Ecowas launches regional competition authority to streamline cross-border mergers
The ERCA recently published on its website copies of legal instruments relating to competition law enforcement in the Ecowas Community. Amongst these are laws pertaining to merger control.
Regulation C/REG.23/12/21 issued in December 2021, read with Enabling Rules PC/REX.1/01/24 issued in January 2024, provide for a mandatory merger notification regime. This regulatory framework requires parties to notify the ERCA of merger transactions where the parties operate in at least two Ecowas member states and meet specific financial thresholds.
On 2 October 2024, members of the Ecowas Council of Ministers (Council) will be sworn in before the President of the Community Court of Justice. As such, the ERCA will, for the first time since becoming operational in May 2019, be in a position to issue decisions on competition and consumer protection matters, including merger control.
Ecowas Member States
Ecowas is a regional economic bloc, comprising 15 member states, namely, Benin, Burkina Faso, Cabo Verde, Cote d’Ivoire, Gambia, Ghana, Guinea, Guinea-Bissau, Liberia, Mali, Niger, Nigeria, Senegal, Sierra Leone, and Togo.
Several Ecowas member states have operative national competition authorities and their own merger control regimes, including Cabo Verde, Gambia, Mali, and Nigeria.
Benin, Burkina Faso, Côte d'Ivoire, Guinea-Bissau, Mali, Niger, Senegal, and Togo are also members of the West African Economic and Monetary Union (WAEMU), where competition law is regulated by the WAEMU Commission.
However, the WAEMU merger control regime is voluntary and non-suspensory. Notably, Burkina Faso, Mali and Niger have signed a confederation treaty declaring their irrevocable decision to withdraw from the Ecowas regional bloc. As at the date of writing, this decision has not been ratified.
Concurrency of jurisdiction
Supplementary Act A/SA.1/12/08 Adopting Community Competition Rules and the Modalities of their Application within Ecowas (as amended) (Community Rules) and relevant supporting instruments confirm the primacy of the ERCA's jurisdiction over conduct “likely to have an effect on trade within Ecowas” and “acts, which directly affect regional trade and investment flows and/or conduct that may not be eliminated other than within the framework of regional cooperation”.
The Community Rules also require the ERCA to “co-operate with national and regional competition agencies in taking measures necessary to ensure implementation of the obligations arising from” the Community Rules.
The ERCA aims to operate as a 'one-stop-shop' for cross-border transactions meeting the Ecowas financial thresholds for merger notification. Where a merger is notified to the ERCA, the clear intention is that separate notifications to national authorities will not be required, although it will be important that national authorities express alignment with this, so that merging parties have certainty that a ‘one-stop-shop’ approach to mergers is supported by the ERCA and all national authorities.

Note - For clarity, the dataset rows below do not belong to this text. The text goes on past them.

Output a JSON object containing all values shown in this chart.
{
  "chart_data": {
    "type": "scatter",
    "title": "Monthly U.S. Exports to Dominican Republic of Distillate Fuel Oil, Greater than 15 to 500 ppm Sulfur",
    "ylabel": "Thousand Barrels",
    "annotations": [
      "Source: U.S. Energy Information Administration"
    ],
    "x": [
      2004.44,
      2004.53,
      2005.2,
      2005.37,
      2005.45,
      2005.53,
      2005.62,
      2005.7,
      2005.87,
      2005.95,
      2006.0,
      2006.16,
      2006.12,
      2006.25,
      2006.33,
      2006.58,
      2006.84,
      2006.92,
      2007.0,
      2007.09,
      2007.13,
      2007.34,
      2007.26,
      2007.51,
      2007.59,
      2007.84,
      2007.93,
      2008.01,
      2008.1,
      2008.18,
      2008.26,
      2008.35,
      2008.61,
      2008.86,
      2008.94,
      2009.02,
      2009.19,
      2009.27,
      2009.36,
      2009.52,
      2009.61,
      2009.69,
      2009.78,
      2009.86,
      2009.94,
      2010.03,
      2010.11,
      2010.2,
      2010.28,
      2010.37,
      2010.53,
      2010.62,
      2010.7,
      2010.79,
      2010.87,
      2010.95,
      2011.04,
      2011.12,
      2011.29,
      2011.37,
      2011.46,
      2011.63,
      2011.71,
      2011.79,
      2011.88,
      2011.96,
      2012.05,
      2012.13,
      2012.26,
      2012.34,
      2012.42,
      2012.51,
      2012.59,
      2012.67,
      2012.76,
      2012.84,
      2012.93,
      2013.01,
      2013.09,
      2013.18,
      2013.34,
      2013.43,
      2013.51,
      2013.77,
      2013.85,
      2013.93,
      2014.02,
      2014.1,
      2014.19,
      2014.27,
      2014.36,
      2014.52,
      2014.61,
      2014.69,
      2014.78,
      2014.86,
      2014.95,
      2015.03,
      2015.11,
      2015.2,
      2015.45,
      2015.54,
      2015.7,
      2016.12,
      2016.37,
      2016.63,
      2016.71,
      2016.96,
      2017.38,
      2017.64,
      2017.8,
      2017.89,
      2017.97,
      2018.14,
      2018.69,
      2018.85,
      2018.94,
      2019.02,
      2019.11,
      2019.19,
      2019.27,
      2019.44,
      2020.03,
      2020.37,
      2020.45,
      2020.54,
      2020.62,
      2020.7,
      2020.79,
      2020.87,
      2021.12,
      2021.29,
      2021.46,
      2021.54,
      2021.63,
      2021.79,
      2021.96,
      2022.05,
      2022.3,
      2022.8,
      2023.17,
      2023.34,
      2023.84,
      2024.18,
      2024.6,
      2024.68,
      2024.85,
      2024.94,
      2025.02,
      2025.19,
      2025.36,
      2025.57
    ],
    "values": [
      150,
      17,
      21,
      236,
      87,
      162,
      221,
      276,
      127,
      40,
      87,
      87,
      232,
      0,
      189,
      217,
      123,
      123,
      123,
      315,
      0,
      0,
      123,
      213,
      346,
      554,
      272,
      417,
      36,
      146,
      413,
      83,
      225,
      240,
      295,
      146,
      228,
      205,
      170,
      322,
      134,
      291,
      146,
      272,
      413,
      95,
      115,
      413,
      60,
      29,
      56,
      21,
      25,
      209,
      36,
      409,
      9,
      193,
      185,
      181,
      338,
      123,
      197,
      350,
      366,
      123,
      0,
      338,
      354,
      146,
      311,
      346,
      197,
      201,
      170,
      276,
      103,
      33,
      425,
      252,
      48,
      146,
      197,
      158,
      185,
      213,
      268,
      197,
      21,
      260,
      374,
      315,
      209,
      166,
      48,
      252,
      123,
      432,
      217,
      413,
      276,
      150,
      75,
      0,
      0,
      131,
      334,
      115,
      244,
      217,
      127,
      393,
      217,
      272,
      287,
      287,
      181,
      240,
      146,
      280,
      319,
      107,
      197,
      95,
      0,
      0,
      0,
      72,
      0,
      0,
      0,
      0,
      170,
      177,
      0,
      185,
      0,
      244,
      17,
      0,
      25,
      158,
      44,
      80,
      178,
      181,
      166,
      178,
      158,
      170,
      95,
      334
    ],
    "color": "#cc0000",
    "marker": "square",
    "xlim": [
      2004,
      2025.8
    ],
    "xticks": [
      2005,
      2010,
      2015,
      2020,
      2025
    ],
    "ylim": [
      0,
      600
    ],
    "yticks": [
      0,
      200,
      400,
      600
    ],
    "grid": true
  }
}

Thresholds for merger notification
The Community Rules apply to mergers and acquisitions of undertakings operating in at least two Member States if:
- the combined aggregate turnover or a relevant balance sheet item of all merging enterprises within the Common Market exceeds Units of Account 20 million (possibly approx. €24.3m); or
- the aggregate Common Market-wide turnover or a relevant balance sheet item of at least two entities engaged in the merger or acquisition exceeds Units of Account 5 million (possibly approx. €6m).
The ERCA has expressed that conversions from foreign currency to Units of Account may be effected using data available on the West African Monetary Agency website.
Merger filing fee
The merger filing fee is calculated at “0.1% of the combined annual turnover or the combined value of assets of the companies in the Community, whichever is higher.” There is no statutory cap on the filing fee, which may cause concern for parties having to notify the ERCA.
Merger review period
The maximum merger review period is 135 days, comprising:
- an initial 60 days from the date of receipt of the notification, extendable by 30 days, for the ERCA to make a recommendation to the Council; and
- an additional 30 days from the date of receipt of the recommendation, extendable by 15 days, for the Council to make its decision regarding a merger.
It is unclear from the legislation whether these are calendar or business days. Additionally, it is not clear from the legislation how frequently the Council will meet to take decisions, including mergers.
Suspensory/non-suspensory regime
It is not entirely clear whether the merger control regime is suspensory or non-suspensory, although it seems likely that it will be suspensory.
Future guidelines
The ERCA intends to issue guidelines to clarify its approach. However, the timeline for the publication of guidelines is not yet known.
The operationalisation of the ERCA and the introduction of a mandatory merger notification regime mark further important legal developments for businesses transacting in Africa.